La Colombie et le Panama ont également annoncé qu'ils ne reconnaîtraient pas la Constituante. D'autres pays comme le Canada et le Mexique ont appelé à ne pas se rendre au Venezuela, et plusieurs compagnies aériennes ont suspendu leurs vols. Face à ce risque d'isolement, Nicolas Maduro a semblé choisir l'option de la fermeté, dimanche soir. "On s'en fiche de ce que dit Trump ! Ce qui nous importe c'est ce que dit le peuple du Venezuela", a-t-il lancé à ses partisans.

Une situation économique critique. La tension des relations entre le Venezuela et ses voisins pourrait pourtant avoir de lourdes conséquences économiques pour le pays, déjà profondément enfoncé dans la crise. "C'est une économie complètement arrêtée, non pas du fait des tensions politiques, mais du fait que le prix du baril de pétrole, qui est la principale richesse du Venezuela, a beaucoup baissé", explique à Europe 1 Christopher Dembik, économiste chez Saxo Bank.

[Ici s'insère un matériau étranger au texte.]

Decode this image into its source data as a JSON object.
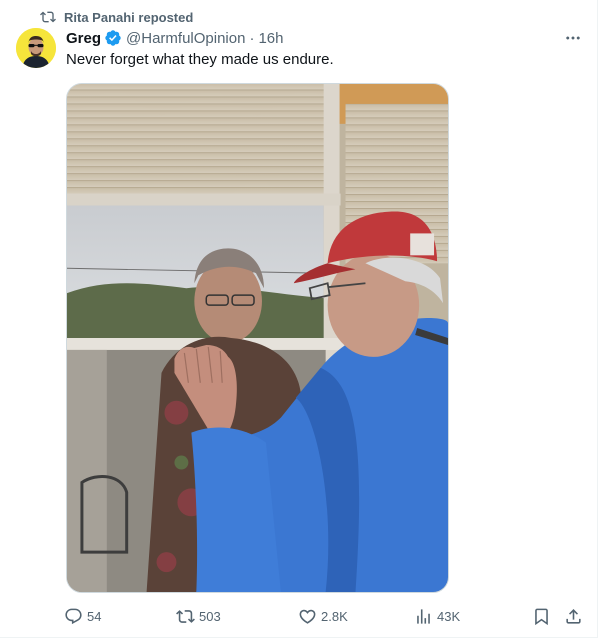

Résultat : "le pays n'a plus les rentrées financières qu'il avait il y a encore cinq ou six ans. On est dans une situation d'hyper-inflation, au-delà de 700%, et dans le même temps, on a des pénuries extrêmement graves", pointe l'expert. "Aujourd'hui, même si on a de l'argent, on n'est pas en mesure d'acheter des biens de première nécessité donc on a des queues, au quotidien, d'une partie de la population, pour essayer d'accéder à de la farine, du riz…"

Avec son projet de scrutin, Nicolas Maduro s'éloigne un peu plus des Etats-Unis, importateurs de près de la moitié du pétrole que produit le Venezuela. "Le vote de la Constituante ne va strictement rien changer pour les pénuries", estime Christopher Dembik, pessimiste. "La question aujourd'hui est de savoir quand le Venezuela va faire défaut de paiement."